Negli anni 80, precisamente nel giugno
del 1985, l’artista giapponese Ryosuke
Cohen rimette ancora una volta in gioco le carte della
sperimentazione, in un sistema culturale
antiquato che preferisce l’opera creata appositamente per essere
commercializzata. Lo fa proponendo un
particolare progetto “Brian Cell” (Cervello Cellula), che lo ha visto coinvolto
per 30 lunghi anni, assieme a migliaia di membri sparsi in oltre 80 paesi, in cui i singoli
artisti collaborano inviando per posta a Cohen disegni, francobolli, timbri,
adesivi o altro. Egli utilizzando un
vecchio sistema serigrafico, chiamato
ciclostile (ormai fuori produzione) fa 150 copie A3 (30x42). E’ un progetto
ancora attivo che viene stampato ogni 10 giorni e rispedito ai
rispettivi collaboratori, allegando un
elenco di indirizzi di collaboratori provenienti da alcuni paesi (quindici per
opera).
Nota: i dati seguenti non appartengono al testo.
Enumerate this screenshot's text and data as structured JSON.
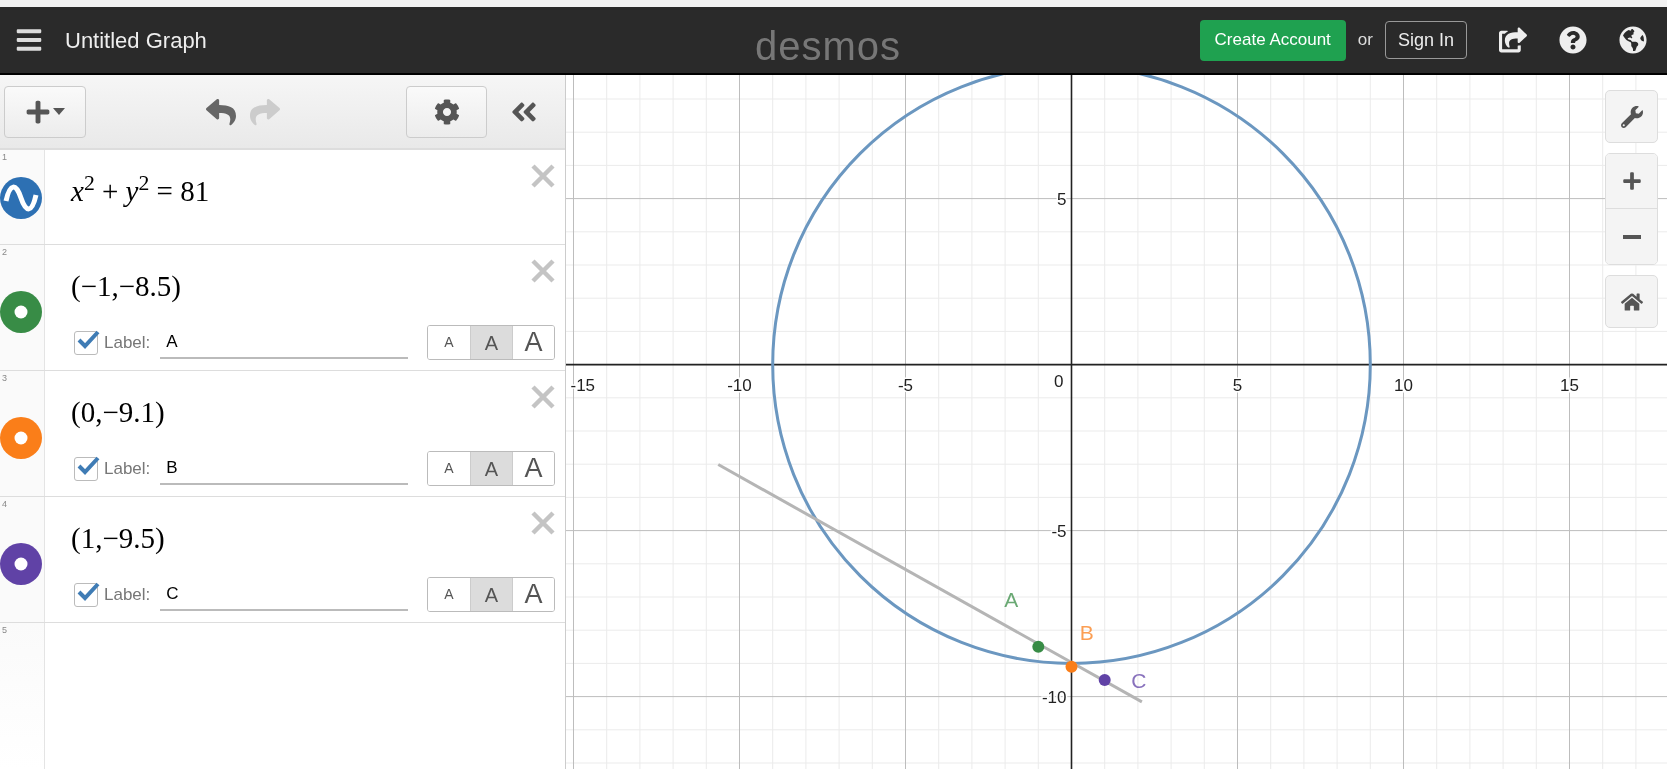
{
  "header": {
    "title": "Untitled Graph",
    "logo": "desmos",
    "create_account": "Create Account",
    "or": "or",
    "sign_in": "Sign In"
  },
  "expressions": [
    {
      "number": "1",
      "kind": "curve",
      "color": "#2d70b3",
      "latex": "*x*$^{2}$ + *y*$^{2}$ = 81"
    },
    {
      "number": "2",
      "kind": "point",
      "color": "#388c46",
      "latex": "(−1,−8.5)",
      "label_checked": true,
      "label_caption": "Label:",
      "label": "A",
      "sizes": [
        {
          "text": "A",
          "selected": false
        },
        {
          "text": "A",
          "selected": true
        },
        {
          "text": "A",
          "selected": false
        }
      ]
    },
    {
      "number": "3",
      "kind": "point",
      "color": "#fa7e19",
      "latex": "(0,−9.1)",
      "label_checked": true,
      "label_caption": "Label:",
      "label": "B",
      "sizes": [
        {
          "text": "A",
          "selected": false
        },
        {
          "text": "A",
          "selected": true
        },
        {
          "text": "A",
          "selected": false
        }
      ]
    },
    {
      "number": "4",
      "kind": "point",
      "color": "#6042a6",
      "latex": "(1,−9.5)",
      "label_checked": true,
      "label_caption": "Label:",
      "label": "C",
      "sizes": [
        {
          "text": "A",
          "selected": false
        },
        {
          "text": "A",
          "selected": true
        },
        {
          "text": "A",
          "selected": false
        }
      ]
    }
  ],
  "empty_row": {
    "number": "5"
  },
  "graph": {
    "x_ticks": [
      "-15",
      "-10",
      "-5",
      "5",
      "10",
      "15"
    ],
    "y_ticks": [
      "5",
      "-5",
      "-10"
    ],
    "origin": "0",
    "points": [
      {
        "label": "A",
        "color": "#388c46"
      },
      {
        "label": "B",
        "color": "#fa7e19"
      },
      {
        "label": "C",
        "color": "#6042a6"
      }
    ]
  }
}
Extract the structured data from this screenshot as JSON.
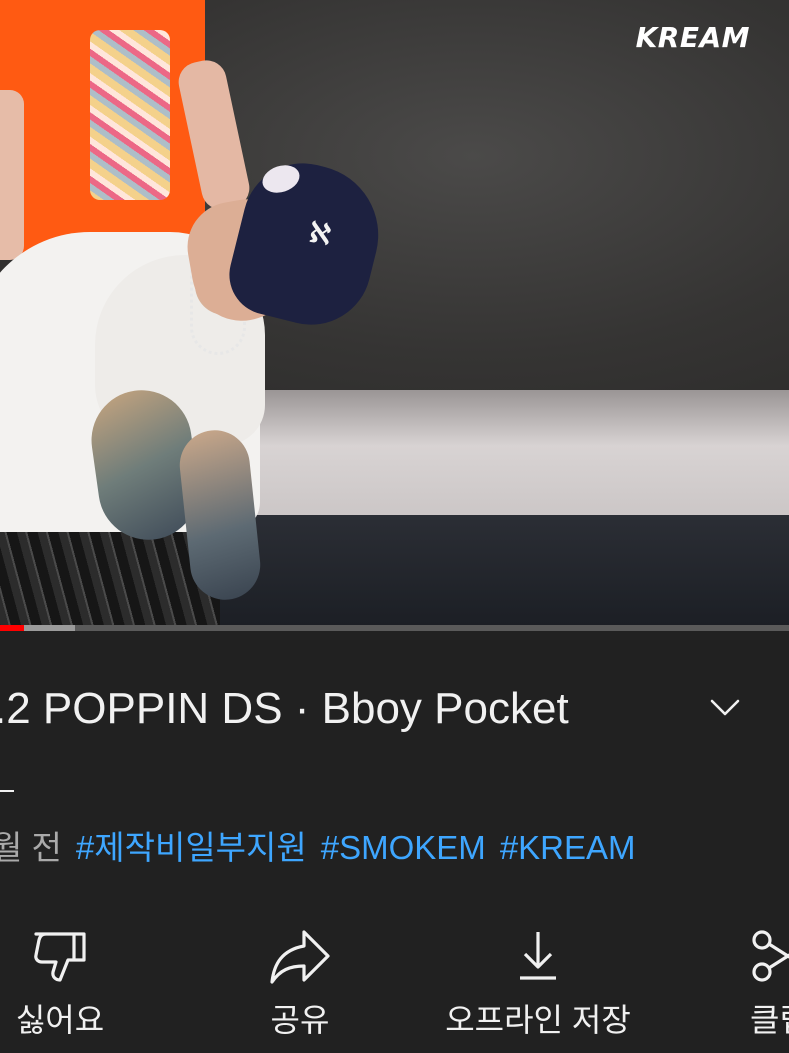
{
  "video": {
    "overlay_logo": "KREAM",
    "progress": {
      "played_fraction": 0.03,
      "buffered_fraction": 0.095
    }
  },
  "info": {
    "title": ".2 POPPIN DS · Bboy Pocket",
    "title_continuation": "-",
    "upload_time": "월 전",
    "hashtags": [
      "#제작비일부지원",
      "#SMOKEM",
      "#KREAM"
    ]
  },
  "actions": [
    {
      "label": "싫어요",
      "icon": "thumbs-down-icon"
    },
    {
      "label": "공유",
      "icon": "share-icon"
    },
    {
      "label": "오프라인 저장",
      "icon": "download-icon"
    },
    {
      "label": "클립",
      "icon": "scissors-icon"
    }
  ],
  "colors": {
    "background": "#212121",
    "text": "#f1f1f1",
    "secondary_text": "#aaaaaa",
    "hashtag": "#3ea6ff",
    "progress_played": "#ff0000"
  }
}
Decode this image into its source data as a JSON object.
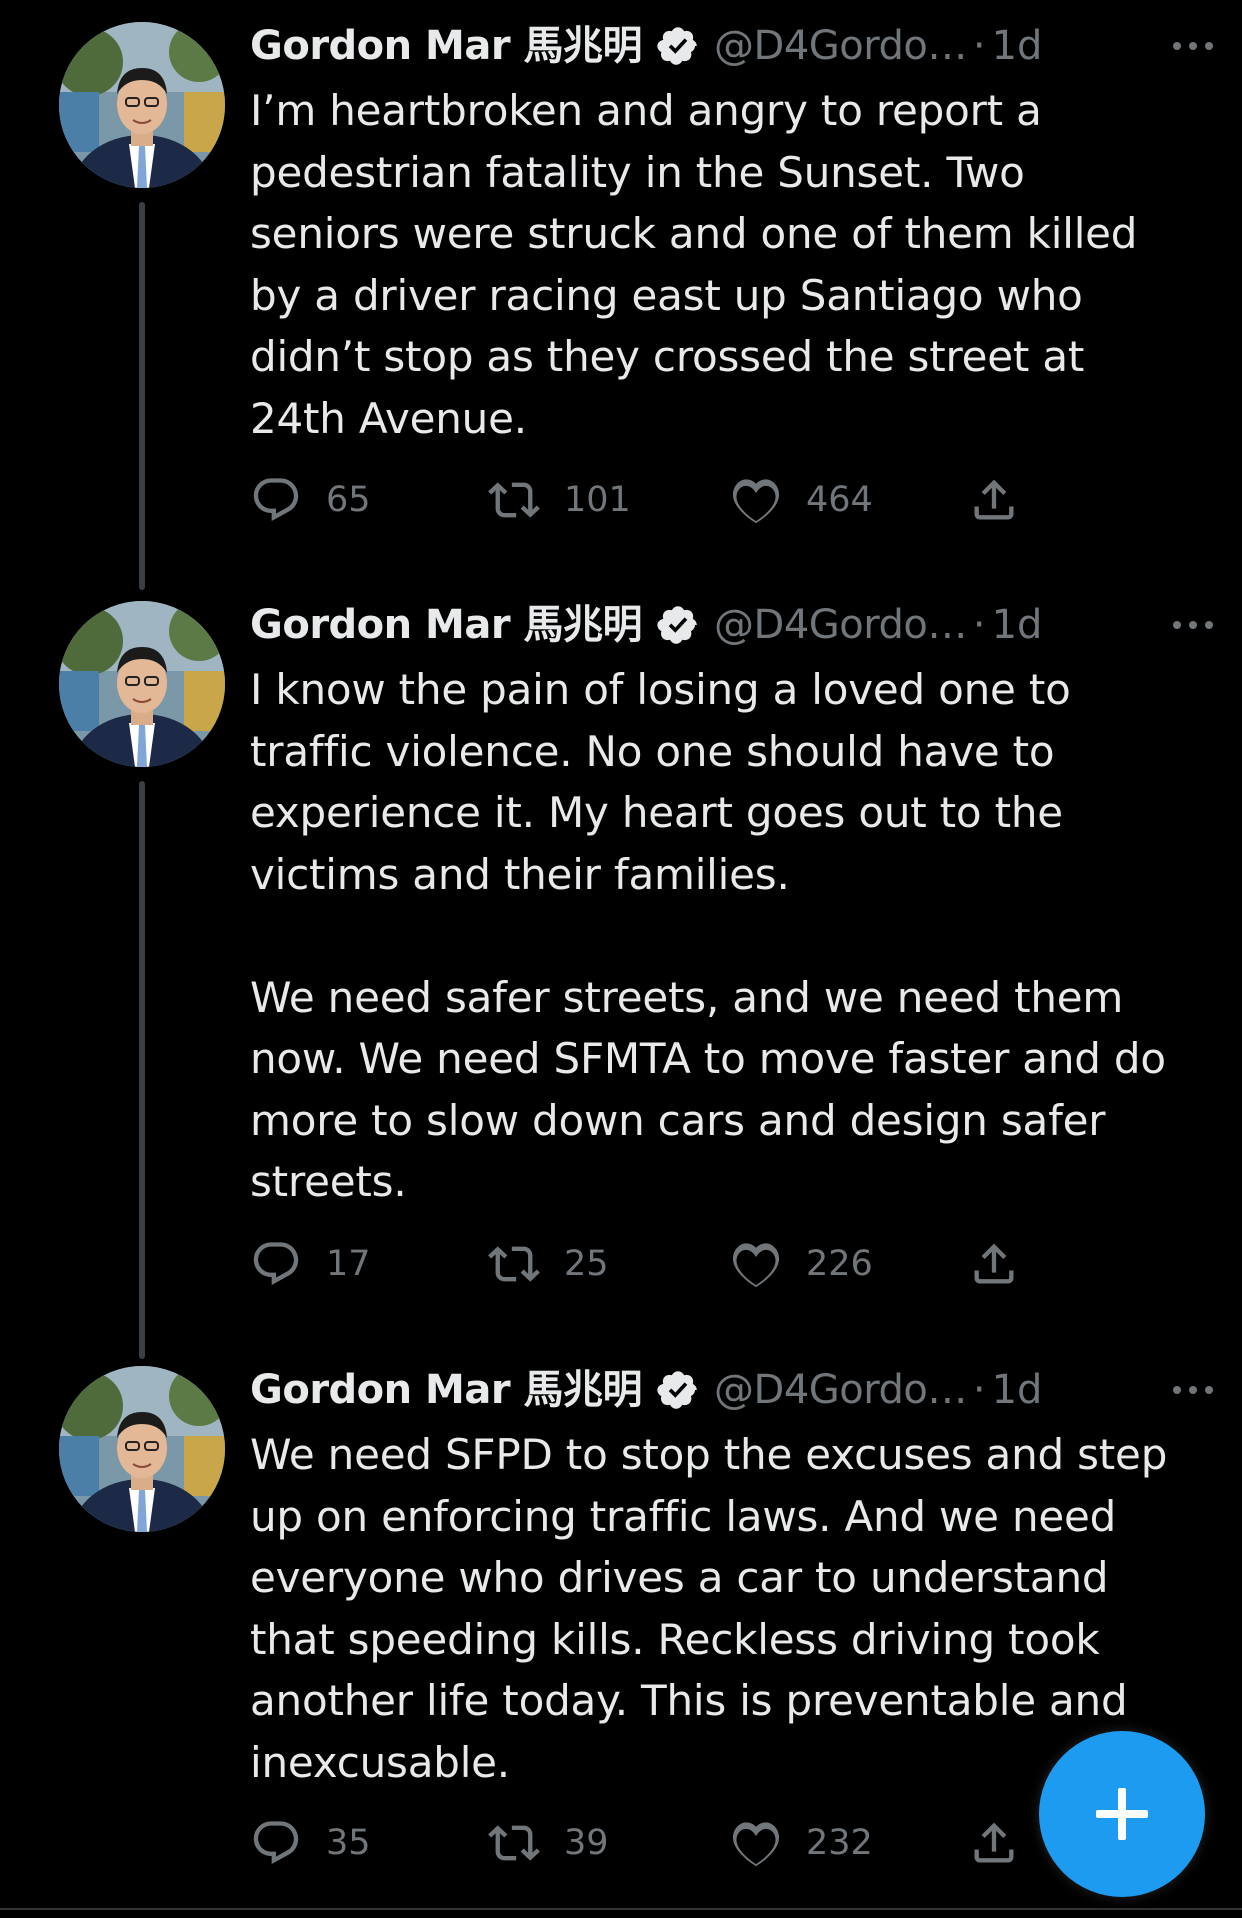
{
  "author": {
    "name": "Gordon Mar 馬兆明",
    "handle": "@D4Gordo…",
    "separator": "·"
  },
  "tweets": [
    {
      "time": "1d",
      "text": "I’m heartbroken and angry to report a pedestrian fatality in the Sunset. Two seniors were struck and one of them killed by a driver racing east up Santiago who didn’t stop as they crossed the street at 24th Avenue.",
      "replies": "65",
      "retweets": "101",
      "likes": "464"
    },
    {
      "time": "1d",
      "text": "I know the pain of losing a loved one to traffic violence. No one should have to experience it. My heart goes out to the victims and their families.\n\nWe need safer streets, and we need them now. We need SFMTA to move faster and do more to slow down cars and design safer streets.",
      "replies": "17",
      "retweets": "25",
      "likes": "226"
    },
    {
      "time": "1d",
      "text": "We need SFPD to stop the excuses and step up on enforcing traffic laws. And we need everyone who drives a car to understand that speeding kills. Reckless driving took another life today. This is preventable and inexcusable.",
      "replies": "35",
      "retweets": "39",
      "likes": "232"
    }
  ],
  "icons": {
    "verified": "verified-badge-icon",
    "more": "more-dots-icon",
    "reply": "reply-bubble-icon",
    "retweet": "retweet-arrows-icon",
    "like": "heart-icon",
    "share": "share-upload-icon",
    "compose": "plus-icon"
  },
  "colors": {
    "background": "#000000",
    "text": "#e7e9ea",
    "secondary": "#71767b",
    "accent": "#1d9bf0",
    "thread_line": "#3a3f44"
  }
}
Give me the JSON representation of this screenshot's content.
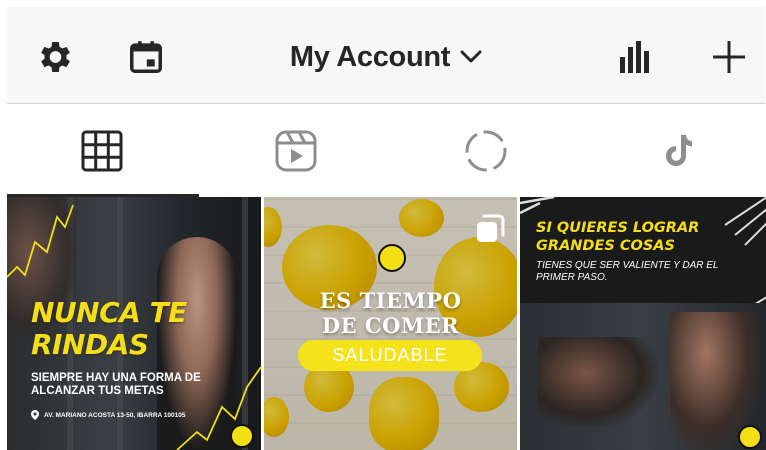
{
  "header": {
    "title": "My Account",
    "icons": {
      "settings": "gear-icon",
      "calendar": "calendar-icon",
      "dropdown": "chevron-down-icon",
      "insights": "bar-chart-icon",
      "add": "plus-icon"
    }
  },
  "tabs": [
    {
      "icon": "grid-icon",
      "selected": true
    },
    {
      "icon": "reels-icon",
      "selected": false
    },
    {
      "icon": "stories-icon",
      "selected": false
    },
    {
      "icon": "tiktok-icon",
      "selected": false
    }
  ],
  "posts": [
    {
      "headline": "NUNCA TE RINDAS",
      "headline_line1": "NUNCA TE",
      "headline_line2": "RINDAS",
      "subtext": "SIEMPRE HAY UNA FORMA DE ALCANZAR TUS METAS",
      "address": "AV. MARIANO ACOSTA 13-50, IBARRA 100105"
    },
    {
      "headline_line1": "ES TIEMPO",
      "headline_line2": "DE COMER",
      "pill": "SALUDABLE",
      "multi_icon": "carousel-icon"
    },
    {
      "headline": "SI QUIERES LOGRAR GRANDES COSAS",
      "subtext": "TIENES QUE SER VALIENTE Y DAR EL PRIMER PASO."
    }
  ],
  "colors": {
    "header_bg": "#f7f7f7",
    "text_dark": "#262626",
    "brand_yellow": "#f4de16"
  }
}
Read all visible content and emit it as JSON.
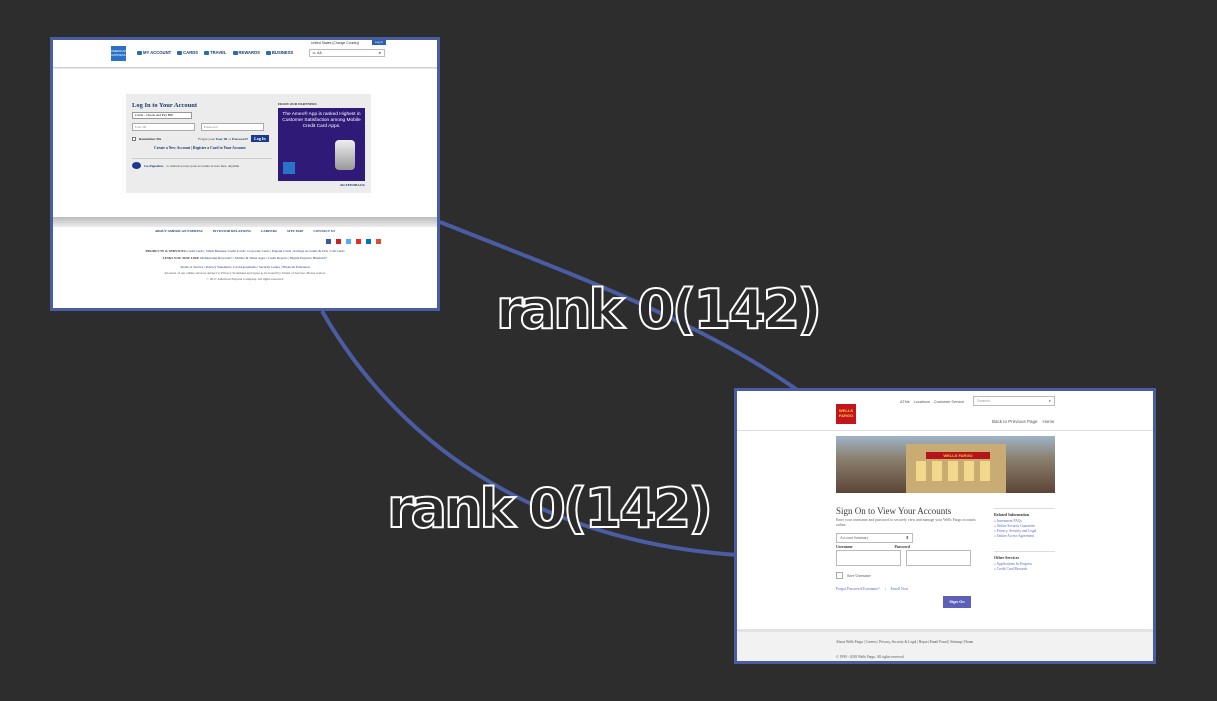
{
  "graph": {
    "edge_label_top": "rank 0(142)",
    "edge_label_bottom": "rank 0(142)",
    "edge_color": "#4a5da3"
  },
  "amex": {
    "logo": "AMERICAN EXPRESS",
    "nav": [
      "MY ACCOUNT",
      "CARDS",
      "TRAVEL",
      "REWARDS",
      "BUSINESS"
    ],
    "country": "United States (Change Country)",
    "login_tab": "Log In",
    "search_icon": "⌕",
    "search_glyphs": "☏  AA",
    "login_title": "Log In to Your Account",
    "select_value": "Cards - Check and Pay Bill",
    "user_id_placeholder": "User ID",
    "password_placeholder": "Password",
    "remember_me": "Remember Me",
    "forgot_prefix": "Forgot your",
    "forgot_userid": "User ID",
    "forgot_or": "or",
    "forgot_password": "Password?",
    "login_button": "Log In",
    "create_account": "Create a New Account",
    "register_card": "Register a Card to Your Account",
    "paperless_title": "Go Paperless",
    "paperless_text": "to unlock access your accounts access fees, anytime",
    "partners_label": "FROM OUR PARTNERS",
    "ad_text": "The Amex® App is ranked Highest in Customer Satisfaction among Mobile Credit Card Apps.",
    "ad_feedback": "AD FEEDBACK",
    "footer_links": [
      "ABOUT AMERICAN EXPRESS",
      "INVESTOR RELATIONS",
      "CAREERS",
      "SITE MAP",
      "CONTACT US"
    ],
    "products_label": "PRODUCTS & SERVICES",
    "products": "Credit Cards | Small Business Credit Cards | Corporate Cards | Prepaid Cards | Savings Accounts & CDs | Gift Cards",
    "links_label": "LINKS YOU MAY LIKE",
    "links": "Membership Rewards® | Mobile & Tablet Apps | Credit Reports | Digital Prepaid | Bluebird®",
    "legal": "Terms of Service | Privacy Statement | Card Agreements | Security Center | Financial Education",
    "disclaimer": "All users of our online services subject to Privacy Statement and agree to be bound by Terms of Service. Please review.",
    "copyright": "© 2017 American Express Company. All rights reserved."
  },
  "wf": {
    "logo": "WELLS FARGO",
    "util_links": [
      "ATMs",
      "Locations",
      "Customer Service"
    ],
    "search_placeholder": "Search",
    "search_icon": "⌕",
    "back_link": "Back to Previous Page",
    "home_link": "Home",
    "hero_sign": "WELLS FARGO",
    "title": "Sign On to View Your Accounts",
    "subtitle": "Enter your username and password to securely view and manage your Wells Fargo accounts online.",
    "dropdown_value": "Account Summary",
    "dropdown_icon": "⬍",
    "username_label": "Username",
    "password_label": "Password",
    "save_username": "Save Username",
    "forgot_link": "Forgot Password/Username?",
    "enroll_link": "Enroll Now",
    "signon_button": "Sign On",
    "related_title": "Related Information",
    "related_items": [
      "» Investment FAQs",
      "» Online Security Guarantee",
      "» Privacy, Security and Legal",
      "» Online Access Agreement"
    ],
    "other_title": "Other Services",
    "other_items": [
      "» Applications In Progress",
      "» Credit Card Rewards"
    ],
    "footer_links": "About Wells Fargo | Careers | Privacy, Security & Legal | Report Email Fraud | Sitemap | Home",
    "footer_copy": "© 1999 - 2018 Wells Fargo. All rights reserved."
  }
}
Tra 2-3 anni è previsto il lavoro per completare la stampa “Brain Cell
n° 1.000. Ormai, l’artista Cohen rifiuta
l’opera unica e concetti consueti come
l’originalità, preferendo maggiormente il gioco, la ricerca e la libertà dell’artista volutamente collocato
ai margini di un sistema culturale antiquato e passatista.
Nella pratica dell’arte postale non esiste
un’unica ideologia o “ism” ben solida capace di sopravvivere e prevalere
sulle altre. Secondo Ray Johnson,
“Mail Art is not a single art
movement, but is quite a megatrend that insists that we change our
consciousness”, quindi, non è un
unico movimento artistico ma piuttosto un grande movimento “trasversale” a tutte le altre proposte ed esperienze
artistiche che ci sollecita concretamente a prendere coscienza di noi stessi.
Di conseguenza, si condividono i
frammenti di idee con altri artisti in una relazione libera da
“copyright”, utilizzando e trasformando
persino le opere di altri autori in un incessante “add and send by mail” collettivo. Nella pratica
elitaria attuata dal sistema istituzionale ufficiale dell’arte si
preferisce la concorrenza piuttosto che la cooperazione e la sperimentazione. Nella
Mail Art questi concetti scompaiono per dare spazio alla creatività e alla
ricerca spontanea svolta in campo in
modo paritario.
Nato nel 1948 a Osaka, in Giappone, Ryosuke non è il primo e unico artista postale giapponese, prima di
lui anche Shozo Shimamoto aveva condiviso la Mail Art, tuttavia, è certamente
l’autore giapponese più longevo e per certi versi, anche il più interessante e attivo nel network
internazionale di chiunque altro per la diffusione capillare della pratica Mail artistica. Dopo “Brain Cell”, nell'agosto 2001 ha iniziato anche un altro progetto chiamato “Fractal Portrait Project”, iniziato in Italia al fine di realizzare più proficuamente il
concetto di “Brain Cell”, facendo ritratti e Silhouette (face and body) agli
amici artisti incontrati in questi anni nei in diversi incontri (Meetings) in
tutto il mondo. Secondo Cohen, “Brain Cell” è come la struttura di un cervello visto al
microscopio, ci appare come lo schema
delle rete con migliaia di
neuroni accumulati e ramificati insieme
proprio come il Network dell’arte postale. La Mail art - scrive l’artista - “is dynamic", because you can be more of
an individual free to create works of art with a new mind, being fragments of
the entire network and sharing snippets of many other artists", e poi, “la rete si espande da A a
B, da B a C, da C a D, da D a A, da C a
A e così via, è come un corpo unico con
una costruzione cerebrale fatta di un gran numero di cellule nervose
strutturate e complesse, sistemate in un ordine non lineare. Ecco perché ha
definito questo tipo di esperienza “Brain Cell (cellule del cervello)”. Praticamente è il risultato di un
complesso intreccio di cellule nervose del cervello, un progetto senza fine, aggiungendo, “ciò che nasce dal “flusso” Dada, Fluxus e
Mail Art è l’unico modo per realizzare la nuova arte del domani”.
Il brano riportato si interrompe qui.